6.3 If you’re an “emerging mobile” team
Your crash reporting is solid, but deeper performance diagnostics are a challenge. You have lower observability maturity overall, limited awareness of AI for observability, and strong demand for root cause analysis. Mobile’s fragmented device and network landscape makes your diagnostic problem harder than what most web teams face.
- Expand beyond crash reporting into real user performance. Crash detection tells you something broke. Real User Monitoring tells you whether it mattered, for whom, and under what conditions. Only 37% of mobile teams use RUM, compared to 87% of web teams. That gap explains why nearly half of mobile engineers feel uncertain about what users are actually experiencing. Closing it is the single most impactful investment you can make.
- Cut through the fragmentation noise. Mobile’s biggest diagnostic challenge isn’t a lack of data. It’s too many variables. Thousands of device, OS, network, and app version combinations mean every issue looks unique. The teams that level up fastest are the ones that stop treating every crash as equally urgent and start grouping issues by user impact. A crash affecting 0.1% of users on an end-of-life device is a different priority than a slow startup affecting your highest-value user segment.

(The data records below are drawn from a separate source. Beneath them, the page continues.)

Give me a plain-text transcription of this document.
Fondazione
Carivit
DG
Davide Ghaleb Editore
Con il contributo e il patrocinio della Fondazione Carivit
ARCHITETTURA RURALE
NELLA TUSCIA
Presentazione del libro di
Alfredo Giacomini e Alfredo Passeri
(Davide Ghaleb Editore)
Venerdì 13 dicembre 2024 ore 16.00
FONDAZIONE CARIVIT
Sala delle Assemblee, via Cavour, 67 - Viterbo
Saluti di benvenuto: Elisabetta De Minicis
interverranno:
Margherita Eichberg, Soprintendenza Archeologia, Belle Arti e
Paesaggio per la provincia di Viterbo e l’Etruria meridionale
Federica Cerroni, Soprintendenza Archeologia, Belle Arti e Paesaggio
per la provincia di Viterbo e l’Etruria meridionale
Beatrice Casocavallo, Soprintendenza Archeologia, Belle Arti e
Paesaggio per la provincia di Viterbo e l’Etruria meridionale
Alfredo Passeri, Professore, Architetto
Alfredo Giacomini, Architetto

- Prioritize root cause analysis as your AI starting point. Mobile respondents ranked it their #1 desired AI task at 79%, the highest of any segment. Without it, your engineers are the root cause engine, manually reconstructing what happened for every issue. AI doesn’t replace that expertise. It gives your team a head start by narrowing the search space so engineers spend their time validating and fixing instead of endless tool jumping.
- Seek out peer validation before committing. Mobile teams rank industry proof and case studies as a top trust factor (47% vs. 10% for web). Look for teams with similar mobile stacks who have adopted observability tooling or AI-assisted diagnostics. Their experience will tell you more than any feature comparison.
Your goal is to shift from knowing when your app crashes to understanding why users are having poor experiences before those experiences lead to churn. You’ll know you’re making progress when your team can diagnose issues by user segment, device, and release, and when “it works on my device” stops being an acceptable answer.
6.4 Across all teams: Start with AI that augments, not replaces
Regardless of your profile, the survey data points to a clear starting path for AI in observability.
Start with the use cases that map to your biggest gaps. Pattern and anomaly detection (75%), performance regression detection (65%), and root cause analysis (62%) are the three most-demanded tasks across all respondents. They also map directly to the explanation gap that runs through this entire dataset. If your team can detect issues but struggles to explain them, these are the AI capabilities that will have the most immediate impact.
Build trust deliberately. Engineers aren’t opposed to AI. 77% view it positively. But they demand verifiable outputs (69%), transparency in how it works (66%), and human-in-the-loop workflows (57%) before they’ll rely on it for observability. Start with AI that augments your existing debugging and investigation workflows rather than replacing them. Keep humans on the critical path, especially early on.
Embed AI into the tools you already use. 68% of respondents want AI observability integrated across their development environment and observability platform. Avoid standalone tools that require context-switching. The goal is to make AI a natural extension of how your team already works, reducing the time from “something is wrong” to “we know exactly why, who’s affected, and what to do about it.”
7 Closing thought
The explanation gap is real, it’s shared, and it’s solvable. Wherever your team is today, the next step is the same: Connect what’s happening in your app to what it means for your users. Everything else follows from that.